Fermeture du #fiacre à #liege: bientôt il ne restera plus que l’opéra au centre ville #liegea2vitesses
Lorsque, demandant à Kim Maréchal quelle position son équipe et lui entendaient prendre dans les semaines à venir, je formule l’option résistance, il me coupe aussitôt : « Jamais la résistance, c’est improductif ». Clairement, la carte qu’il entend jouer est celle de la concertation. Mais avec quelles solutions potentielles? Car à moins que les riverains du Fiacre ne déménagent ou ne deviennent sourds, la situation ne risque pas d’évoluer favorablement. Même l’insonorisation du lieu, qui selon lui va être bientôt mise en oeuvre par un « collectif d’artistes » (on n’en saura pas plus…) ne règlera pas le problème des bruits à l’extérieur, quand les gens fument une clope en causant un peu fort ou qu’ils foutent un peu le souk Place Saint-Denis parce qu’ils ont bu une petite pils de trop. Sans compter ceux qui ni ne boivent ni ne fument mais se tapent royalement des riverains endormis (y’en a toujours bien quelques-uns). Et l’éducation des publics, ça prend du temps! De toute façon, soyons clairs : ce ne sont pas les quelques débordements du public qui posent problème, mais bien l’absence d’une vision globale capable de prendre en compte à la fois les enjeux en termes de territoire et d’usages urbains et les enjeux culturels.

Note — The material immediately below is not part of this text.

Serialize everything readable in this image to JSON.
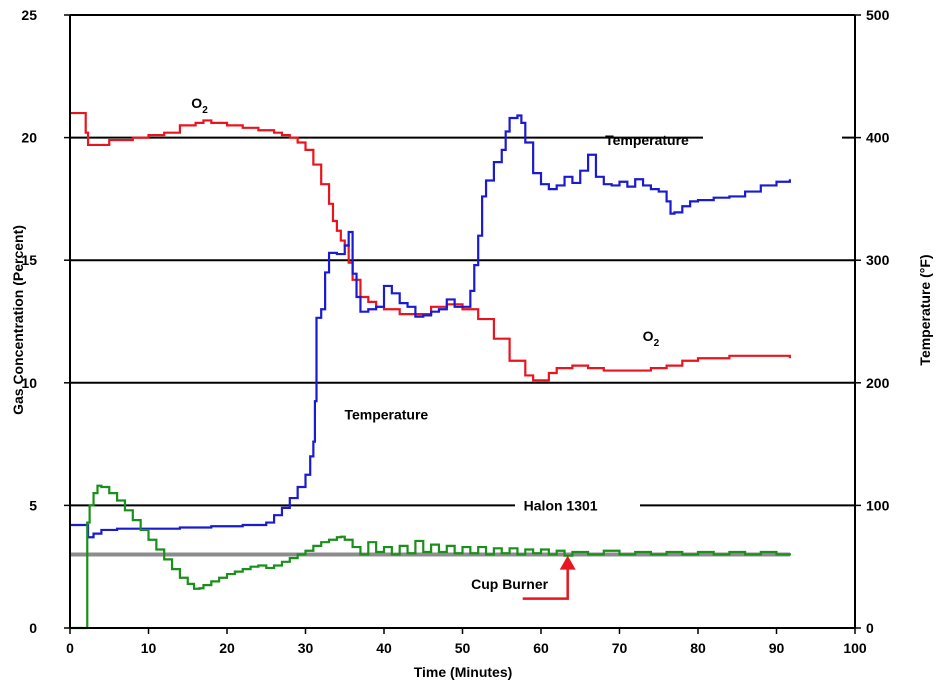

Bref, la situation est compliquée, et si toute la ville commence à ressembler à la rue Souverain-Pont, déserte après 20h, alors qu’il y a dix ans encore y vibrait une vraie nightlife, les psys vont pouvoir faire leur beurre, parce qu’on va tous péter une case.
Kim Maréchal, lui, évoque des solutions qui émergeraient de réflexions de longue date menées par des artistes et acteurs culturels qui se confrontent eux-mêmes à cette problématique. Mais quand je lui demande d’être un peu plus concret, il se réfugie derrière l’argument du « je ne veux pas faire de promesses l’air » et je reste sur ma faim.
Depuis, ça réagit en haut-lieu, et Kim Maréchal a été invité par Willy Demeyer à composer une délégation qui devait se réunir hier à l’Hôtel de Ville avec le Bourgmestre himself pour initier une concertation. On vous en dira des nouvelles, très bientôt.Se concerter, c’est bien, mais aboutir à des solutions concrètes pour éviter le scénario « Liège, ville déserte », c’est mieux. En pensant la ville comme un espace de vie global, où quotidien et culture s’interconnectent, c’est même tout à fait possible : c’est une affaire de vision.